# what are you catching them on?



## Ferg11 (May 20, 2010)

what lures/presentations are you guys catching bass on


----------



## BigFish614 (Jan 27, 2011)

Ive caught some on short silver rapala HJs. Just working is slowly and letting it suspend. I got this one from a local pond on my first cast about a week ago.

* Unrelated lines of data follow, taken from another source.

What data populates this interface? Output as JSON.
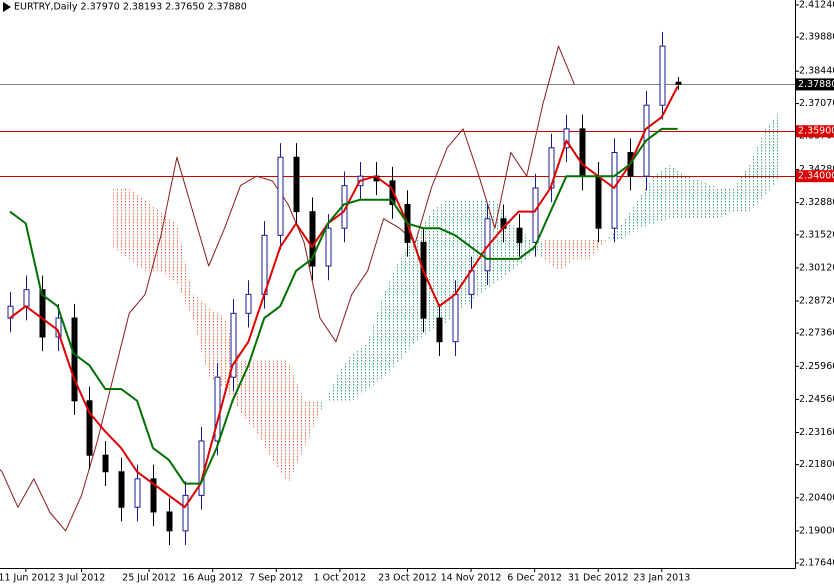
{
  "chart_data": {
    "type": "candlestick",
    "title": "EURTRY,Daily  2.37970 2.38193 2.37650 2.37880",
    "x": [
      2,
      6,
      10,
      14,
      18,
      22,
      26,
      30,
      34,
      38,
      42,
      46,
      50,
      54,
      58,
      62,
      66,
      70,
      74,
      78,
      82,
      86,
      90,
      94,
      98,
      102,
      106,
      110,
      114,
      118,
      122,
      126,
      130,
      134,
      138,
      142,
      146,
      150,
      154,
      158,
      162,
      166,
      170
    ],
    "open": [
      2.28,
      2.285,
      2.292,
      2.272,
      2.28,
      2.245,
      2.222,
      2.215,
      2.2,
      2.212,
      2.198,
      2.19,
      2.205,
      2.228,
      2.255,
      2.282,
      2.29,
      2.315,
      2.348,
      2.325,
      2.302,
      2.318,
      2.336,
      2.34,
      2.338,
      2.328,
      2.312,
      2.28,
      2.27,
      2.29,
      2.3,
      2.322,
      2.318,
      2.312,
      2.335,
      2.352,
      2.36,
      2.34,
      2.318,
      2.35,
      2.34,
      2.37,
      2.3797
    ],
    "high": [
      2.291,
      2.298,
      2.298,
      2.286,
      2.286,
      2.251,
      2.228,
      2.221,
      2.218,
      2.218,
      2.204,
      2.211,
      2.234,
      2.261,
      2.288,
      2.296,
      2.321,
      2.354,
      2.354,
      2.331,
      2.324,
      2.342,
      2.346,
      2.346,
      2.344,
      2.334,
      2.318,
      2.286,
      2.296,
      2.306,
      2.328,
      2.328,
      2.324,
      2.341,
      2.358,
      2.366,
      2.366,
      2.346,
      2.356,
      2.356,
      2.376,
      2.401,
      2.38193
    ],
    "low": [
      2.274,
      2.279,
      2.266,
      2.266,
      2.239,
      2.216,
      2.209,
      2.194,
      2.194,
      2.192,
      2.184,
      2.184,
      2.199,
      2.222,
      2.249,
      2.276,
      2.284,
      2.309,
      2.319,
      2.296,
      2.296,
      2.312,
      2.33,
      2.332,
      2.322,
      2.306,
      2.274,
      2.264,
      2.264,
      2.284,
      2.294,
      2.312,
      2.306,
      2.306,
      2.329,
      2.346,
      2.334,
      2.312,
      2.312,
      2.334,
      2.334,
      2.364,
      2.3765
    ],
    "close": [
      2.285,
      2.292,
      2.272,
      2.28,
      2.245,
      2.222,
      2.215,
      2.2,
      2.212,
      2.198,
      2.19,
      2.205,
      2.228,
      2.255,
      2.282,
      2.29,
      2.315,
      2.348,
      2.325,
      2.302,
      2.318,
      2.336,
      2.34,
      2.338,
      2.328,
      2.312,
      2.28,
      2.27,
      2.29,
      2.3,
      2.322,
      2.318,
      2.312,
      2.335,
      2.352,
      2.36,
      2.34,
      2.318,
      2.35,
      2.34,
      2.37,
      2.395,
      2.3788
    ],
    "bull_color": "#1a1a8c",
    "bear_color": "#000000",
    "series": [
      {
        "color": "#dd0000",
        "width": 2,
        "values": [
          2.28,
          2.285,
          2.28,
          2.275,
          2.255,
          2.24,
          2.232,
          2.225,
          2.215,
          2.21,
          2.205,
          2.2,
          2.21,
          2.235,
          2.26,
          2.27,
          2.29,
          2.31,
          2.32,
          2.31,
          2.32,
          2.325,
          2.338,
          2.34,
          2.335,
          2.32,
          2.3,
          2.285,
          2.29,
          2.3,
          2.31,
          2.318,
          2.325,
          2.325,
          2.335,
          2.355,
          2.345,
          2.34,
          2.335,
          2.345,
          2.36,
          2.365,
          2.378
        ]
      },
      {
        "color": "#007000",
        "width": 2,
        "values": [
          2.325,
          2.32,
          2.29,
          2.285,
          2.265,
          2.26,
          2.25,
          2.25,
          2.245,
          2.225,
          2.22,
          2.21,
          2.21,
          2.225,
          2.245,
          2.26,
          2.28,
          2.285,
          2.3,
          2.305,
          2.32,
          2.328,
          2.33,
          2.33,
          2.33,
          2.32,
          2.318,
          2.318,
          2.315,
          2.31,
          2.305,
          2.305,
          2.305,
          2.31,
          2.325,
          2.34,
          2.34,
          2.34,
          2.34,
          2.345,
          2.355,
          2.36,
          2.36
        ]
      }
    ],
    "chikou": {
      "color": "#8b1a1a",
      "width": 1,
      "shift": -26
    },
    "cloud": {
      "shift": 26,
      "up_color": "#3aa88a",
      "down_color": "#ff6a3d",
      "span_a": [
        2.31,
        2.305,
        2.3,
        2.3,
        2.295,
        2.28,
        2.255,
        2.25,
        2.24,
        2.232,
        2.22,
        2.21,
        2.225,
        2.24,
        2.255,
        2.265,
        2.27,
        2.29,
        2.305,
        2.315,
        2.325,
        2.33,
        2.33,
        2.33,
        2.33,
        2.32,
        2.315,
        2.305,
        2.3,
        2.305,
        2.305,
        2.313,
        2.32,
        2.33,
        2.34,
        2.345,
        2.34,
        2.338,
        2.335,
        2.335,
        2.345,
        2.36,
        2.368
      ],
      "span_b": [
        2.335,
        2.335,
        2.33,
        2.325,
        2.32,
        2.29,
        2.285,
        2.28,
        2.262,
        2.262,
        2.262,
        2.262,
        2.245,
        2.245,
        2.245,
        2.245,
        2.25,
        2.255,
        2.262,
        2.27,
        2.275,
        2.278,
        2.285,
        2.29,
        2.295,
        2.3,
        2.305,
        2.313,
        2.313,
        2.313,
        2.313,
        2.313,
        2.313,
        2.318,
        2.32,
        2.322,
        2.322,
        2.322,
        2.322,
        2.325,
        2.325,
        2.332,
        2.34
      ]
    },
    "hlines": [
      {
        "value": 2.3788,
        "label": "2.37880",
        "color": "#808080",
        "box": "#000000"
      },
      {
        "value": 2.359,
        "label": "2.35900",
        "color": "#cc0000",
        "box": "#dd0000"
      },
      {
        "value": 2.34,
        "label": "2.34000",
        "color": "#cc0000",
        "box": "#dd0000"
      }
    ],
    "xlim": [
      -0.5,
      199.5
    ],
    "ylim": [
      2.1743,
      2.4145
    ],
    "xticks": [
      {
        "value": 6,
        "label": "11 Jun 2012"
      },
      {
        "value": 20,
        "label": "3 Jul 2012"
      },
      {
        "value": 37,
        "label": "25 Jul 2012"
      },
      {
        "value": 53,
        "label": "16 Aug 2012"
      },
      {
        "value": 69,
        "label": "7 Sep 2012"
      },
      {
        "value": 85,
        "label": "1 Oct 2012"
      },
      {
        "value": 102,
        "label": "23 Oct 2012"
      },
      {
        "value": 118,
        "label": "14 Nov 2012"
      },
      {
        "value": 134,
        "label": "6 Dec 2012"
      },
      {
        "value": 150,
        "label": "31 Dec 2012"
      },
      {
        "value": 166,
        "label": "23 Jan 2013"
      }
    ],
    "yticks": [
      {
        "value": 2.4124,
        "label": "2.41240"
      },
      {
        "value": 2.3988,
        "label": "2.39880"
      },
      {
        "value": 2.3844,
        "label": "2.38440"
      },
      {
        "value": 2.3707,
        "label": "2.37070"
      },
      {
        "value": 2.357,
        "label": "2.35700"
      },
      {
        "value": 2.3428,
        "label": "2.34280"
      },
      {
        "value": 2.3288,
        "label": "2.32880"
      },
      {
        "value": 2.3152,
        "label": "2.31520"
      },
      {
        "value": 2.3012,
        "label": "2.30120"
      },
      {
        "value": 2.2872,
        "label": "2.28720"
      },
      {
        "value": 2.2736,
        "label": "2.27360"
      },
      {
        "value": 2.2596,
        "label": "2.25960"
      },
      {
        "value": 2.2456,
        "label": "2.24560"
      },
      {
        "value": 2.2316,
        "label": "2.23160"
      },
      {
        "value": 2.218,
        "label": "2.21800"
      },
      {
        "value": 2.204,
        "label": "2.20400"
      },
      {
        "value": 2.19,
        "label": "2.19000"
      },
      {
        "value": 2.1764,
        "label": "2.17640"
      }
    ]
  }
}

posted using Outdoor Hub Campfire


----------



## Ferg11 (May 20, 2010)

thanks man. and nice fish


----------



## JShort (Sep 16, 2011)

Nice fish, here the ponds are frozen which is all I fish during the winter, so nothing for me.


----------



## jason_0545 (Aug 3, 2011)

got a 1.3 lb about a month ago in the rain on a 3/8 oz chartruese chatterbait. had one that followed and didnt commit then saw me and ran. im in the pond category for now too and most have been frozen


----------



## JShort (Sep 16, 2011)

Today the pond across the road un-froze and I went over for about an hour. I caught one little bass on the 2nd cast with a suspending jerkbait but didn't get any more hits.


----------



## mo65 (Aug 5, 2011)

I got this one last week on a suspending jerkbait...suspending baits seem to be the only thing working for me right now. I was tickled to get this one, since it was the end of the month, and this fish probably sealed my goal of a fish every month this year.


----------



## Wow (May 17, 2010)

Looks like a "confetti" bass, mo. --Tim


----------



## mo65 (Aug 5, 2011)

Wow said:


> Looks like a "confetti" bass, mo. --Tim


Ehhh...a wise guy! Nyuk,nyuk,nyuk...


----------